You get text messages from her about 30 times a day…but they are all just inside jokes.
You helped her move a mattress into her new apartment…but it’s the only action you’ve ever seen in her bedroom.
You looked after her cat when she was out of town…but you’ve seen no ACTUAL pussy.
Sound familiar? It’s the friend zone. And it sucks. Most guys allow themselves to be swallowed up into the friend zone thinking it will eventually lead somewhere non-platonic and in panties. But the sad truth is, it is unlikely to assert yourself in a romantic way once you’ve been the sort of friend who has watched her walk out of an H&M dressing room and reassured her she doesn’t look fat. You’re her support. You’re her friend…face it.
But is there any way out?
Experts have long debated whether or not there is life after the friend zone. And if there is, is it even worth getting in to? For a few lucky guys, it has happened. But transitioning to friends, to friends with benefits or even boyfriend and girlfriend can’t be easy. You should definitely make sure it is something you really want before potentially ruining a friendship and adding another ex-girlfriend who might hate you to the list.
Things to consider…
Does she have her guard up? What do we do when we like someone? Typically we put walls up, we protect our image because we dont want our crush seeing anything that they might not like. So if your girl is feeling free to burp and fart in front of you, she’s pretty much sealed the sexual fate that it’s going no where. But if she is bashful or shy or insecure about anything when around you, it might mean she doesn’t want to be vulnerable since she likes you.

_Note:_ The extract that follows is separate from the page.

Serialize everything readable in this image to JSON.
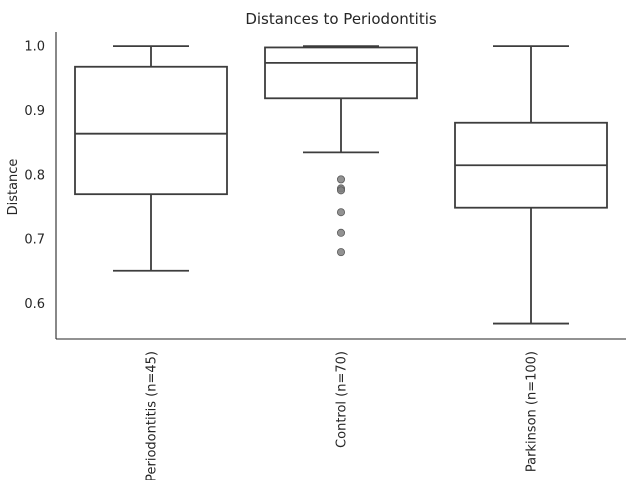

Was there a role reversal? If the roles each of you played in the friendship have changed, her perspective on it will too. If you were the guy who was always there for her when she needed, but suddenly your datebook is full with other dates and other ladies occupying your time; it’s only natural for the girl to wonder and think about you in a different way. It is always classic female tendency, to become jealous and compete.
Did the topic of conversation change? So she always talks to you about her interest in other guys or asks you for dating advice on dating. If she likes you, that will most likely stop. She obviously wants you to see her as available and open to the idea of starting something with you. She’s not gonna give off the vibe that she’s interested in other guys, unless she’s a sadistic bitch; if that’s the case, why would you wanna get out of the friend zone anyway? Sounds risky. But simply put, if a girl is interested in you, she will not talk about her interest in other guys. Obviously.
Has time past? The sure-fire way to get out of the friend zone is to let time pass, years even if need be. For instance, how much action did the school nerd get at your high school reunion? Probably tons. Fate is weird like that, but the point is that it’s standard for women to outgrow certain types of men and go for others, and somewhere within that growth, you could very well be eligible for consideration outside the friend zone.
So if any of these things have occurred, then there could be hope outside the friend zone. If not, then I wouldn’t consider your fifth trip to pick her up when she’s getting her oil changed any sort of progress…friend.








Comments
Talking about other guys she's dating or interested in could be her way of revealing herself to you as a sexual being without actually taking the risk of directly telling you she wants to be a sexual being with you. Being in the 'friend zone' gives you access to everything a woman is hiding from 'other guys'. Are you seriously saying you don't know how to work with that?! Dude!